ST. PAUL, Minn. (WCCO) — Session 2015 came to a chaotic close at the State Capitol, but lawmakers’ work isn’t done yet.

Republicans didn’t get the tax cuts they wanted. Democrats didn’t get the transportation spending they wanted. The governor didn’t get the money for pre-kindergarten programs he wanted.

So on Tuesday Gov. Mark Dayton made good on his threat to take down the $17 billion education bill. It forces a special session, but Dayton said he won’t call one until Republicans give him the pre-kindergarten programs he wants.

Dayton said the legislature is short-changing Minnesota children by under-funding education when the state has a $2 billion surplus.

“It is incomprehensible that estate tax cuts for millionaires and property tax relief for large corporations are higher priorities for the House Republican Caucus than investing adequately in our students and young children,” Dayton said.

The governor’s veto comes after a raucous midnight end to the session.

Democrats tried to shout down Republican House Speaker Kurt Daudt, who ignored them and speed-voted the last bill just seconds before adjournment.

Daudt said afterward the governor’s pre-kindergarten program doesn’t have enough support to pass the legislature and even a special session won’t change that.

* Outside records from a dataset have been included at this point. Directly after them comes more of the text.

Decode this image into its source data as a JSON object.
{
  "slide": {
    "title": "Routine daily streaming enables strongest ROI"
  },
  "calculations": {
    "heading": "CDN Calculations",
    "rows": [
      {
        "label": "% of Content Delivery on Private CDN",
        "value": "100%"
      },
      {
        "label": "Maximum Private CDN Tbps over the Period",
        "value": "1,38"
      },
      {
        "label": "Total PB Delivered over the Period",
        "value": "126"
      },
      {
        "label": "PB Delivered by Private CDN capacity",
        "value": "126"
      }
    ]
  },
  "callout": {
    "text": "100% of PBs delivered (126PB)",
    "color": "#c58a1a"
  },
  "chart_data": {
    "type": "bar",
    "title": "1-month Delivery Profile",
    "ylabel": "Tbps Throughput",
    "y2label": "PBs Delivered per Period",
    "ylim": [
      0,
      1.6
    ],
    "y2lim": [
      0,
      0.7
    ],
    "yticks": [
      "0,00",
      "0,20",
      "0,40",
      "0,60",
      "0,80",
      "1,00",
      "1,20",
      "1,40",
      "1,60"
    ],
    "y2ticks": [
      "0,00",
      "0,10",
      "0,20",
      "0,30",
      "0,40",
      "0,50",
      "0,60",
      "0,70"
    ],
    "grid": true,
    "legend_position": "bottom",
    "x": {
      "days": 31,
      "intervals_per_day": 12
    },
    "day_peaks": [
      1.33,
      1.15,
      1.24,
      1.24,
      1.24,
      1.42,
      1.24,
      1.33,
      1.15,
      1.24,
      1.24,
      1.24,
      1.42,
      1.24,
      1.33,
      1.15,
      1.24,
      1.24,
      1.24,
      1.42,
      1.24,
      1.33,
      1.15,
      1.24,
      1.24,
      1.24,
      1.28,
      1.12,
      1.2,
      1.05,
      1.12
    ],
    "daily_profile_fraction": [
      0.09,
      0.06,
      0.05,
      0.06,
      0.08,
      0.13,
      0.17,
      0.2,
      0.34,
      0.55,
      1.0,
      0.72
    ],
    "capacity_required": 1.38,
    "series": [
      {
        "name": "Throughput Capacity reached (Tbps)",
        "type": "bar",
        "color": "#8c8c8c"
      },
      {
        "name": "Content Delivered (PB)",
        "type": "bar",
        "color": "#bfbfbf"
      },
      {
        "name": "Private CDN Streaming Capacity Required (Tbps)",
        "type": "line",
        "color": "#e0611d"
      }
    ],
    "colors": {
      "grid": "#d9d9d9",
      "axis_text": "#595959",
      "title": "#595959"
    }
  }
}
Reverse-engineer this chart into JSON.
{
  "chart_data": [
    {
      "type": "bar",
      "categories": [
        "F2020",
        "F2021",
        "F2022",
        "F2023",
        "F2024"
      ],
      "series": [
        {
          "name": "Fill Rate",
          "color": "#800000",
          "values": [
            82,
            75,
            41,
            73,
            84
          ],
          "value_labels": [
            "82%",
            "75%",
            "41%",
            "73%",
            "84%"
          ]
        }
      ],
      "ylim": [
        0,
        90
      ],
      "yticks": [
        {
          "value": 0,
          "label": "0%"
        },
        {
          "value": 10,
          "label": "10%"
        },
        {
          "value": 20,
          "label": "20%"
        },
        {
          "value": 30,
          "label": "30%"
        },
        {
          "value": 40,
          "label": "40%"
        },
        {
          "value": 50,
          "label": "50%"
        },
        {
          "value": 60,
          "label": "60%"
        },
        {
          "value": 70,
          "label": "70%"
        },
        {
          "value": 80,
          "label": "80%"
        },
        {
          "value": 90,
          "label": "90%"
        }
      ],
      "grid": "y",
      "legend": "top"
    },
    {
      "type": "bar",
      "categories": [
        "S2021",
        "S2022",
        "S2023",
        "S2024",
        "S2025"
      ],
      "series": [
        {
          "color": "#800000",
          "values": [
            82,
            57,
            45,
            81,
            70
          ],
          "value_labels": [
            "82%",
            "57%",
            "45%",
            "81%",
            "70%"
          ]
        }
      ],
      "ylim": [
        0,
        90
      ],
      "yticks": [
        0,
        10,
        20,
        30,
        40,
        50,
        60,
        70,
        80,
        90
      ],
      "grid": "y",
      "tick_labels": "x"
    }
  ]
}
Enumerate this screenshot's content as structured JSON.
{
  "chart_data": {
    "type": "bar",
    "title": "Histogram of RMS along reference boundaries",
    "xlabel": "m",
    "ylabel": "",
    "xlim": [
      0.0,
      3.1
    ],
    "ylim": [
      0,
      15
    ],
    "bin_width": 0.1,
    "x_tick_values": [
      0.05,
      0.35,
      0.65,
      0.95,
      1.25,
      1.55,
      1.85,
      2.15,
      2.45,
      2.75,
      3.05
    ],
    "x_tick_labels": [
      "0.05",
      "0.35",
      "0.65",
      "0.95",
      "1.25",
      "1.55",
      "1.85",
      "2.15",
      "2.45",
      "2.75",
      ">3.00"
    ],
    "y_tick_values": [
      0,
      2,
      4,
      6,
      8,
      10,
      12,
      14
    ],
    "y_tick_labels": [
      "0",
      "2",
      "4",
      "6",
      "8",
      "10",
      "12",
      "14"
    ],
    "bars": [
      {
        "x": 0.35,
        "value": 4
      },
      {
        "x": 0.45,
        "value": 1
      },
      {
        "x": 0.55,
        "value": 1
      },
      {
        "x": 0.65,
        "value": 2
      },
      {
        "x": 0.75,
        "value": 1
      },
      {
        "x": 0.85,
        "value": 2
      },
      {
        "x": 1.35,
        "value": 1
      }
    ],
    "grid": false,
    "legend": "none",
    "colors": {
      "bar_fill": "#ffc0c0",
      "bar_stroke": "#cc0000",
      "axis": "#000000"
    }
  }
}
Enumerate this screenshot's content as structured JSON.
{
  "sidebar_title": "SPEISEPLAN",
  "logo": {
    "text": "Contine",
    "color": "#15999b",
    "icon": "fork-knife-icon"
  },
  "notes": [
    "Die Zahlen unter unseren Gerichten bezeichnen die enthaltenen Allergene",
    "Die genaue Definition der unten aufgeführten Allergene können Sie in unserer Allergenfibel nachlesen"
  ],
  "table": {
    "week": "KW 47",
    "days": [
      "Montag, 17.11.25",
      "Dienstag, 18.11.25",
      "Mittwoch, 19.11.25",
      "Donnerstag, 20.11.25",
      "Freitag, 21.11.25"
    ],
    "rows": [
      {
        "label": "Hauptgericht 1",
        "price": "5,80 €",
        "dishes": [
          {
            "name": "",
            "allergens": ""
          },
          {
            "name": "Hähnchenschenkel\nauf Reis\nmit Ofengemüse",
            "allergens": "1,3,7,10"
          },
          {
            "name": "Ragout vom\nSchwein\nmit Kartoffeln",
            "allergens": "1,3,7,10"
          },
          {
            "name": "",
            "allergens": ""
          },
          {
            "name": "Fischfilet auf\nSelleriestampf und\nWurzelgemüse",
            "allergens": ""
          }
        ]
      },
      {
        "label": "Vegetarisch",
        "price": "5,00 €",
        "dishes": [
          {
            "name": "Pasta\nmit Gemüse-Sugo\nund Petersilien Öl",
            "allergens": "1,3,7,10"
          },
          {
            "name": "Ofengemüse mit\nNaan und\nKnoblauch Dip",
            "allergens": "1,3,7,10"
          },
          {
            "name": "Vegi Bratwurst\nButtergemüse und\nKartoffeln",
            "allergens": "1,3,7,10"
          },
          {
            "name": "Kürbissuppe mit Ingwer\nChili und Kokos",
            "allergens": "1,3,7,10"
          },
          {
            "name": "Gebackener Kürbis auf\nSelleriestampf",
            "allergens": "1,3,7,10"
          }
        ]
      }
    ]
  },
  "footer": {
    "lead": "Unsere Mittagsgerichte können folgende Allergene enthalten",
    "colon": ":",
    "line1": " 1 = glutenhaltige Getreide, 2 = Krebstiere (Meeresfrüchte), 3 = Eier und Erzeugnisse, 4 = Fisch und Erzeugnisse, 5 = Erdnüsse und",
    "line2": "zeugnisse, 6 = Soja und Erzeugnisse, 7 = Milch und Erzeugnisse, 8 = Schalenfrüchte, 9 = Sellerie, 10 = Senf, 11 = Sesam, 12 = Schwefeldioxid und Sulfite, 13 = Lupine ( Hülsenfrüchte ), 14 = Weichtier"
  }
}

“I say this very respectfully to the governor: You had five months to build the support and gain the votes in the legislature for his No. 1 priority and unfortunately it didn’t pass either body,” Daudt said. “That’s not my problem.”

No matter when the special session is called, it won’t be held at the state capitol. Workers are emptying the building for a year-long renovation shutdown.  Everything must go, from governor portraits to century-old wooden desks, and lawmakers must find another venue.